373 reviews5 followers
October 31, 2025
Honestly for the tea on the games industry alone this book is worth the price of entry.

I don't have any interest in being a performance director, but I work WITH performance directors a lot as a game writer, and this was such an eye-opening read. I highly recommend any game developers who interact with the voiceover and performance capture process in any way read it. It's so helpful to know what directors are doing and why. It's also helpful to know how as a gamedev I can accidentally or unintentionally hinder the process.

And in some ways Keegan has tailored this book for gamedevs too. He brought up that game scripts are often in the form of a spreadsheet and lacking the knowledge that actors and directors need to do their jobs. I know that from old work in the VO pipeline, but I'm sure there are plenty of people who don't.
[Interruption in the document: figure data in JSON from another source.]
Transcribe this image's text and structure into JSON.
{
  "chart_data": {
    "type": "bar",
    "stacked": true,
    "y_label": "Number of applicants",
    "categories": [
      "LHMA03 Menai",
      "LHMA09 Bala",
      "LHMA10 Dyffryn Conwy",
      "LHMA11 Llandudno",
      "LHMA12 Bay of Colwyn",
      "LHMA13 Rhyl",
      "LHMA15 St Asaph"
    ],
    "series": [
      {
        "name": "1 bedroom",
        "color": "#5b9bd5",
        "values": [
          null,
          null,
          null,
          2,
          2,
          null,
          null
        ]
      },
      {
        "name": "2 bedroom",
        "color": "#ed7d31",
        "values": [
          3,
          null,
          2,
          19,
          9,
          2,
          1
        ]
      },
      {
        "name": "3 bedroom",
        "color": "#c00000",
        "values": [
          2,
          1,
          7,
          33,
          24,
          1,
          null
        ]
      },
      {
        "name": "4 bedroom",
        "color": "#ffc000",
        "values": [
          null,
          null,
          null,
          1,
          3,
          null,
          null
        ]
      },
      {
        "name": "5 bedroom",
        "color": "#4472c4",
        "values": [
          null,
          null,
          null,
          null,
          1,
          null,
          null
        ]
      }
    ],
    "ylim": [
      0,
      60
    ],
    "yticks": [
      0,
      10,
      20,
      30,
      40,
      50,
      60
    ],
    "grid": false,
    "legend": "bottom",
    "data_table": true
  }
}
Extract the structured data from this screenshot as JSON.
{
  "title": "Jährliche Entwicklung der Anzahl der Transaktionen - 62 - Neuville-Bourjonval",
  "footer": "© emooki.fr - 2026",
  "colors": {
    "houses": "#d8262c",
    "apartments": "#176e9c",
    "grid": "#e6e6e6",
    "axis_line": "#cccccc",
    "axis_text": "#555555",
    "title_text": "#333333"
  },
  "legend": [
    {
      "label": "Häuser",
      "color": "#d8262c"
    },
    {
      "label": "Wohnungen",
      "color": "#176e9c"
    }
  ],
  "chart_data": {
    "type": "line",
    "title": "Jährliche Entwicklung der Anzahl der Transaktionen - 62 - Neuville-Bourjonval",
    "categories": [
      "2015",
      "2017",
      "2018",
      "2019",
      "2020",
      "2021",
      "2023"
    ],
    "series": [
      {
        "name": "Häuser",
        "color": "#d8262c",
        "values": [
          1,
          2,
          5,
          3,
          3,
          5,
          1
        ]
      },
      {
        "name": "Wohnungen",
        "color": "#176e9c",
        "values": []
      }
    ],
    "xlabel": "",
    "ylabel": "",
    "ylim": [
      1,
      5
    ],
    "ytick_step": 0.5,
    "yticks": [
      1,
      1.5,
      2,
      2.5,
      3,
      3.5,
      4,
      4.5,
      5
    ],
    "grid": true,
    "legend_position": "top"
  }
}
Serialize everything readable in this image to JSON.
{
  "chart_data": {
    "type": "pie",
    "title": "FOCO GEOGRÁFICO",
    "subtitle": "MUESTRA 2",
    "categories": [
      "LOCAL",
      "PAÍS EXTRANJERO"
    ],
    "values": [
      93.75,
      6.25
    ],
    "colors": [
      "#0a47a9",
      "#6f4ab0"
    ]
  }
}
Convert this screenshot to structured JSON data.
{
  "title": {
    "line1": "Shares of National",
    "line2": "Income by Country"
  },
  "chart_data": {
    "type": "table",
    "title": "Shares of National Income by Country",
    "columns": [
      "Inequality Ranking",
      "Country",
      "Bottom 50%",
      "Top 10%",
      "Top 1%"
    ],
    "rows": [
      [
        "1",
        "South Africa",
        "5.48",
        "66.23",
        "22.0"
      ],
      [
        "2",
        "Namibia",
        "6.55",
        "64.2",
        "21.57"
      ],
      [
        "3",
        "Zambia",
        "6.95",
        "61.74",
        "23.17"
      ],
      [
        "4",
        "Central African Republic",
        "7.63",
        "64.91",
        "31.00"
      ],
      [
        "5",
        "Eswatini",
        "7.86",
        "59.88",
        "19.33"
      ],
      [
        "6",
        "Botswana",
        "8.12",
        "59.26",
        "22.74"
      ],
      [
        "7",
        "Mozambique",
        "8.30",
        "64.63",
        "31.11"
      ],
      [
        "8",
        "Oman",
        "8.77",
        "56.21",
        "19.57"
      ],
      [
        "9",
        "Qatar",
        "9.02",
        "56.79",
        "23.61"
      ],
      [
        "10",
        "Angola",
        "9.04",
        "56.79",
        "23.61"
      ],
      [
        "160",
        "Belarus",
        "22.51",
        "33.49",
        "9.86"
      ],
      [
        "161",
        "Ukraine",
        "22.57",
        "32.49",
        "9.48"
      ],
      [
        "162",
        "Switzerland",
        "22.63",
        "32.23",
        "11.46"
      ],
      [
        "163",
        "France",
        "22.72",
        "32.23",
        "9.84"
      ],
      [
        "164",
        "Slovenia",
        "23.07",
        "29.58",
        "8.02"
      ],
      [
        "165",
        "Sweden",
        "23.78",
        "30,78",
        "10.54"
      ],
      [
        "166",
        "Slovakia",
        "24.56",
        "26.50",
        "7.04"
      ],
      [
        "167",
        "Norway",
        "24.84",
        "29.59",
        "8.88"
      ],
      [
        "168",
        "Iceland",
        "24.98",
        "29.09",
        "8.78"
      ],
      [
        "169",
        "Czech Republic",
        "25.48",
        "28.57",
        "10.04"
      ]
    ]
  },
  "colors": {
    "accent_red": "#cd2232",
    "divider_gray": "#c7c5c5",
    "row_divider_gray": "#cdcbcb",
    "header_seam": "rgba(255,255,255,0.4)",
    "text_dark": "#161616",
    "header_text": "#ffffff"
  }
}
He talks about what developers can be like at sessions, and when they're the most helpful and least. I've been at VO sessions and always assumed my role was "to give context." But reading this book has opened my eyes to how much more helpful I can be, and when to step out of the way and let the director do their job.

VERY key was learning why notes should always go from performance director to actor, rather than everyone giving notes to the actor. Makes total sense.

I basically feel like a veil was lifted over my eyes. I'd seen voice & perf directors at work, but I hadn't really SEEN them at work.

Thanks for the lesson, Mr. Keegan. Will be recommending your book often.